Aktuelle Version vom 10. Oktober 2019, 09:21 Uhr

Der Energiemanager verwaltet bis zu 12 Leistungsregelungs-Funktionen. Die (üblicherweise) vom CAN-EZ3 gemessene und errechnete verfügbare Überschussleistung wird auf Grund diverser Parameter und benutzerdefinierter Prioritäten auf die beteiligten Leistungsregelungen aufgeteilt.

Eingangsvariablen

Freigabe Generelle Freigabe der Funktion (digitaler Wert EIN/AUS)
Netzbezug Momentaner Netzbezug
  • Negativ, wenn Strom ins Netz eingespeist wird
  • Positiv, wenn Strom vom Netz bezogen wird
Sollwert Sollwert zum Netzbezug

Die Eingangsvariable Netzbezug wird mit dem Systemwert „Wirkleistung gesamt“ des verwendeten Energiezählers verknüpft.

Der Sollwert (WE: -500 W) bietet eine Möglichkeit, kurzzeitigen Netzbezug zu verhindern (= Toleranzwert).
Ohne einem derartigen Toleranzwert kann es vorkommen, dass dem Verbraucher eine Sollleistung vorgegeben wird, die nicht (mehr) intern produziert wird, und dadurch wird kurzzeitig Strom aus dem Netz bezogen, um die Sollleistung zu erfüllen. Durch Angabe eines negativen Wertes wird stattdessen eher Strom ins Netz eingespeist.

Alle Eingangsvariablen, die sich auf Leistung beziehen, können Werte in den Einheiten W oder kW erhalten. Die Erkennung der Einheit erfolgt automatisch.

Parameter

Anzahl beteiligeter Funktionen Anzahl beteiligter Leistungsregelungs-Funktionen
Beteiligte Funktionen Nach einem Klick können beteiligte Leistungsregelungs-Funktionen angegeben werden
Priorität Den als beteiligt eingestellten Leistungsregelungs-Funktionen können hier Prioritäten zugewiesen werden. Ist Überschussleistung vorhanden, wird diese zuerst von der Leistungsregelung mit Priorität 1 (= höchste Priorität) verwendet. Erst bei erreichen dessen Maximalleistung wird die Funktion mit der nächst-niedrigeren Priorität aktiv.
Wird zwei Leistungsregelungen die gleiche Prioritätsstufe zugewiesen, hat jene mit der niedrigeren Funktionsnummer (lt. Programmierung) Vorrang.
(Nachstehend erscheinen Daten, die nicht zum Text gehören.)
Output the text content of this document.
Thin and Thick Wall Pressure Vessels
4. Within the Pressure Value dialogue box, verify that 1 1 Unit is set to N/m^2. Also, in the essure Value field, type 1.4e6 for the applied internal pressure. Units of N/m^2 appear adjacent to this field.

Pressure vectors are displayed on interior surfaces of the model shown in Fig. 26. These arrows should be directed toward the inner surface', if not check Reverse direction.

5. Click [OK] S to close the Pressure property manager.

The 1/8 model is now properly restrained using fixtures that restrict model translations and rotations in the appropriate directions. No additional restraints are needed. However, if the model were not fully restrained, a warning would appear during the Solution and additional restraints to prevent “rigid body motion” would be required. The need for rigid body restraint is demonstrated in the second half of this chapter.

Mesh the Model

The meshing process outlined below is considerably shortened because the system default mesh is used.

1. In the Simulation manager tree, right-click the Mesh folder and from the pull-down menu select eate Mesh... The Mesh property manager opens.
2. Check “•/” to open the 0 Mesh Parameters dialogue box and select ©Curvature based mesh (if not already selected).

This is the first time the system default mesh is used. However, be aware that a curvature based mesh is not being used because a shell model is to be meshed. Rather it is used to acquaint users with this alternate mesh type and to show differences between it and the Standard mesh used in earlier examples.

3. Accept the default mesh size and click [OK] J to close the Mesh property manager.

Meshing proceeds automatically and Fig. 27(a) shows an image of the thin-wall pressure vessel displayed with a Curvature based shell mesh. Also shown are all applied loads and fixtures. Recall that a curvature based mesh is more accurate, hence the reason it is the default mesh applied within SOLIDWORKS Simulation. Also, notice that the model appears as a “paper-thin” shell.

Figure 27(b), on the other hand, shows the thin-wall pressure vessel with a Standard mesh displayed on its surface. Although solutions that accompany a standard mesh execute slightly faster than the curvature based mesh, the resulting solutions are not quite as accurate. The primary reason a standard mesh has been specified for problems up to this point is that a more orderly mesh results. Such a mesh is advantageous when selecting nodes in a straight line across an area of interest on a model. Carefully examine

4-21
Ein Verknüpfen mit den Leistungsregelungs-Funktionen ist nicht notwendig. Stattdessen wird der Parameter Beteiligte Funktionen verwendet.

Ausgangsvariablen

Restleistung nicht genutzte Leistung (ohne Berücksichtigung des Sollwertes)
Genutzte Leistung Genutzter Anteil der vorhandenen Leistung

Diese Ausgangsvariablen dienen nur der Anzeige z.B. in einer Funktionsübersicht. Die Verbraucher werden mit den Ausgangsvariablen der beteiligten Leistungsregelungs-Funktionen verknüpft.